CEVDET: Sana bir yardımda bulunabilir miyim Mürşit? 

MÜRŞİT: Geçti. Baksana halime ölüler gibiyim, hiçbir şeye ihtiyacım yok. 

(Cevdet’ten beş on kuruş istemek mümkün ama içimden gelmedi ondan alacağımı almıştım.) 

CEVDET: Sana mutlaka bir şey yapmalıyım Mürşit. 

MÜRŞİT: (Gülümser, bir süre cevap vermez.) 

(Aklına kızı Zehra gelir ) 

MÜRŞİT: Hakikaten bana bir iyilik yapmak istiyor musun? 

CEVDET: (Mutlu bir şekilde) Elbette... Ona ne şüphe? 

MÜRŞİT: (Mahcup bir ifadeyle) İki kızım vardı... Biri öldü... Öteki de ya ölecek... Ya ahlâksız olacak... Senin hatırlı ahbapların vardır... Şu çocuğu bir leyli mektebe kabul ettirebilir misin?
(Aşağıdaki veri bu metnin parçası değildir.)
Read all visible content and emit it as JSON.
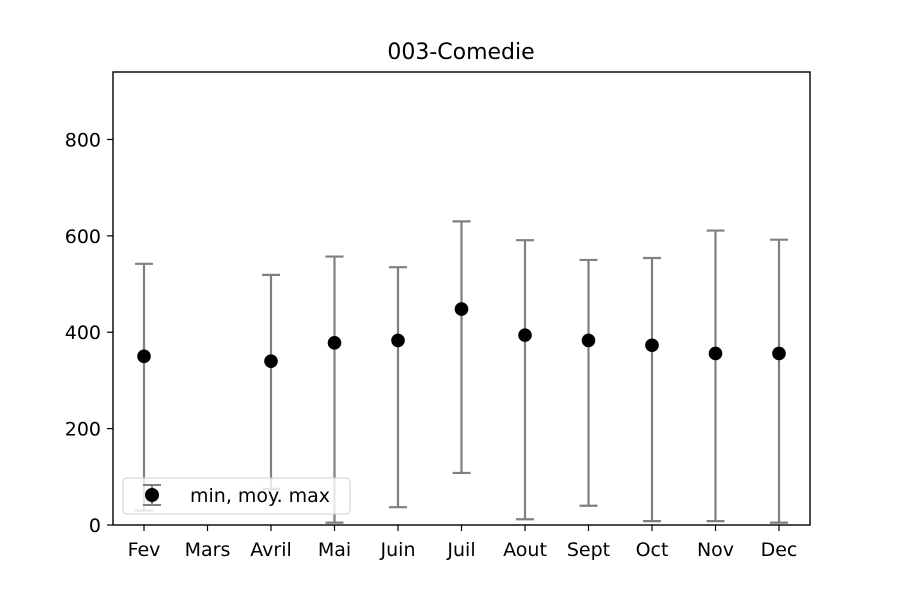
{
  "chart_data": {
    "type": "scatter",
    "title": "003-Comedie",
    "xlabel": "",
    "ylabel": "",
    "categories": [
      "Fev",
      "Mars",
      "Avril",
      "Mai",
      "Juin",
      "Juil",
      "Aout",
      "Sept",
      "Oct",
      "Nov",
      "Dec"
    ],
    "series": [
      {
        "name": "min, moy. max",
        "mean": [
          350,
          null,
          340,
          378,
          383,
          448,
          394,
          383,
          373,
          356,
          356
        ],
        "min": [
          30,
          null,
          75,
          5,
          37,
          108,
          12,
          40,
          8,
          8,
          5
        ],
        "max": [
          542,
          null,
          519,
          557,
          535,
          630,
          591,
          550,
          554,
          611,
          592
        ]
      }
    ],
    "ylim": [
      0,
      940
    ],
    "yticks": [
      0,
      200,
      400,
      600,
      800
    ],
    "grid": false,
    "legend_position": "lower-left",
    "colors": {
      "marker": "#000000",
      "errorbar": "#808080",
      "axes": "#000000"
    }
  }
}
Böylece hem bir  masumu kurtarmış hem de bana edebileceğin tek iyiliği etmiş olacaksın. 

(Artık kendini tutamaz ve yüzünü karanlığa çevirerek ağlamaya başlar.) 

 

(Cevdet bazı dostlarının yardımı ile Zehra’yı bir mektebe yerleştirir) 

MÜRŞİT: (Sessizce) Evlâdımı nihayet o canavarların elinden kurtarmaya muvaffak oldum. 

... 

MÜRŞİT’İN EŞİ VE KAYNANASI: (Yalvarıp Mürşit’in ayaklarına kapanarak) Feriha’yı toprağa verdik... Zehra’yı da elimizden alma !.. 

(Mürşit bu sözlere kulak asmaz.) 

MÜRŞİT: (Gururlu bir tavırla) Çocuğum bu gece mektepte... Onun şimdi temiz bir yatakta masum çocuklar merhametli muallimler arasında yattığını düşündükçe başıma taç giyerek bir hükümdar tahtına oturmuşum gibi seviniyorum. Canım kızım. Zehra kurtuldu. 


(Defterin birkaç sahife ötesinde okunmayacak kadar karışık ve fena bir yazıyla Mürşit’in şu satırları vardı) 

"Zehra’yı gördüm. Büyümüş hemen hemen bir genç kız olmuş. Dört seneden beri görmemiş olmama rağmen o kadar çocuğun içinde derhal bulup çıkardım. Zehra mektep arkadaşlarıyla beraber bir yere gidiyordu. Allahtan son bir şey isterdim: Kocaman bir hanım olmuş kızımı son bir defa kucaklamak... Fakat buna imkân yok... Çocuğum benden utanır... Ne yapalım elverir ki o bahtiyar olsun." 

(Defter burada bitmektedir. Zehra’nın elleri titrer gözünden yaşlar dökülmeye başlar. Babasına son kez sarılmak ister fakat nafile. ) 

... 

ZEHRA: (Babasının mezarında hıçkıra hıçkıra ağlayarak) Babam...Benim zavallı babam. Beni affet...Ne olur affet beni! Bu vicdan azabıyla nasıl yaşarım... 

(Zehra babasının memleketinde birkaç gün kaldıktan sonra Anadolu’daki mektebine geri döner. Zehra artık eskisi gibi değildir. Acımayı öğrenmiştir.)